Ad un certo momento il capitano prussiano, in relazione forse al suo piano, dava l'ordine di ripiegamento su Paranesi, per rientrare, nella sera stessa, a Teramo.
Nel frattempo un loro maggiore medico, non conoscendo i luoghi, si spingeva, in motocicletta, tra i partigiani, dai quali era fatto prigioniero.
Prima di lasciare la località, nonostante il nuovo intervento del Bologna, i Tedeschi disponevano per la fucilazione dei catturati. Cadevano così, sotto l'iniquo piombo, vittime di una propria fede, i giovani Mario Lanciaprima, Guido Palucci, Guido Belloni, Gabriele Melozzi e Luigi De Iacobis. Si salvavano, come per miracolo, Berardo Lanciaprima, che nello stesso momento in cui si faceva fuoco, sottraendosi alla raffica, si precipitava nel sottostante burrone, e Gennaro Di Berardino, che cadendo svenuto, senza essere stato colpito, era ritenuto morto e abbandonato.
Nei giorni che seguivano si presentava a me il Signor Arduino Correale per studiare insieme la possibilità di ricuperare, per condurle a Teramo, le salme insepolte dei caduti.

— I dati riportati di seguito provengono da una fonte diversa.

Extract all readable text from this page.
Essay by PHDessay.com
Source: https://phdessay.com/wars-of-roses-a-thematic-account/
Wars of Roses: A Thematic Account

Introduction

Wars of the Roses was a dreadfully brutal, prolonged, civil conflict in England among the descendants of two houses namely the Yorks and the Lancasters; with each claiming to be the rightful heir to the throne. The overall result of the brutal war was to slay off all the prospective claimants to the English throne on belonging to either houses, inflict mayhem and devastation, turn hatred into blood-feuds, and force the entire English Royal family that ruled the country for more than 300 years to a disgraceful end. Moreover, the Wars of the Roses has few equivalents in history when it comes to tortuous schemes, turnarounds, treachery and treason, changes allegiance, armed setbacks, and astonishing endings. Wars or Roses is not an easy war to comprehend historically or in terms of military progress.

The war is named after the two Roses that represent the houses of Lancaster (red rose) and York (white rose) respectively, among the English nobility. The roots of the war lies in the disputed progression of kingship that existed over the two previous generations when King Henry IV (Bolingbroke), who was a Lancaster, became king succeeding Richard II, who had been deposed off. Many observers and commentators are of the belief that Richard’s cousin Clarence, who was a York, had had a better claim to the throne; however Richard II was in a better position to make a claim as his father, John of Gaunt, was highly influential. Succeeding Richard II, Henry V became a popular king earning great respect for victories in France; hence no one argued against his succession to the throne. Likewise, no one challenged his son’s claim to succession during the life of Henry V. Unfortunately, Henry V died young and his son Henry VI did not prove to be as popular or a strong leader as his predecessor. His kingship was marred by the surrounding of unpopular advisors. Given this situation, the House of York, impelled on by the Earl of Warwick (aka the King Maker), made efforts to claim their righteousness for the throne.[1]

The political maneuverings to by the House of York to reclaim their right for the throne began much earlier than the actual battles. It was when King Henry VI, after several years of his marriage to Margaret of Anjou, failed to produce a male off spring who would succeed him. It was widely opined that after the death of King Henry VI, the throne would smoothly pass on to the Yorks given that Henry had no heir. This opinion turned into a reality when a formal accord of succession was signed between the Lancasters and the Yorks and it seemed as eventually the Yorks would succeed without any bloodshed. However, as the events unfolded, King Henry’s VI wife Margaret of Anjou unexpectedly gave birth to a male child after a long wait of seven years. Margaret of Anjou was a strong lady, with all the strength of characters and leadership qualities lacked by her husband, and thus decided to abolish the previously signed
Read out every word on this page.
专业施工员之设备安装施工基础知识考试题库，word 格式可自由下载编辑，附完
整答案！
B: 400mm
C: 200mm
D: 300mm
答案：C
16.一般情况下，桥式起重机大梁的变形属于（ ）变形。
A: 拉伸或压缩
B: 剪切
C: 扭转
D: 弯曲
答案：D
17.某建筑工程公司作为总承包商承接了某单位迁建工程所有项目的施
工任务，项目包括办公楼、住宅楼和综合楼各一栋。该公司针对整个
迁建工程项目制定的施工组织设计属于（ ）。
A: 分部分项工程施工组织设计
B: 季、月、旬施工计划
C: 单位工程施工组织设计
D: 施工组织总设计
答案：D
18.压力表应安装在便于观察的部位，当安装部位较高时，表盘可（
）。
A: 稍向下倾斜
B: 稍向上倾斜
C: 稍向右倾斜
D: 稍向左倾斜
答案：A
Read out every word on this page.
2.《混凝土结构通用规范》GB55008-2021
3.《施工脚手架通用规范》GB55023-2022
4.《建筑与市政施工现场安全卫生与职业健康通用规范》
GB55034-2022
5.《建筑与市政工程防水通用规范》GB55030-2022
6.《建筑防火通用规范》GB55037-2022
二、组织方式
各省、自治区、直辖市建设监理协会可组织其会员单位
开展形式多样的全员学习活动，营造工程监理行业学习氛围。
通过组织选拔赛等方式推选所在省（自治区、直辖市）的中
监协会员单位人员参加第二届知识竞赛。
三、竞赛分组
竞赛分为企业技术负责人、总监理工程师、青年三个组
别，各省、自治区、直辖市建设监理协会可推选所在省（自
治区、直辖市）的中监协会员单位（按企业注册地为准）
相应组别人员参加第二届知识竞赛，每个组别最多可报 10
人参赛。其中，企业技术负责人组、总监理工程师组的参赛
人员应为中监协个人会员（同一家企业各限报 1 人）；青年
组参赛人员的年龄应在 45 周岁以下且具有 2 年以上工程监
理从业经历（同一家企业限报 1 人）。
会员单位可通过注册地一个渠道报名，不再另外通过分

Ma per allora, per ragioni complesse, con nostro rammarico, non si potè condurre a compimento il pietoso atto, come più tardi fu fatto per altri.
A Teramo consentivano al Bologna di rientrare in famiglia, ma sempre in istato d'arresto, quindi vigilato. Nel mattino successivo, avvertito dalla Prefettura che anche lui, secondo l'ordine del colonnello comandante della piazza dell'Aquila, doveva essere fucilato per intesa con i partigiani, in abito civile, riusciva abilmente ad allontanarsi, conducendo con sè la famiglia.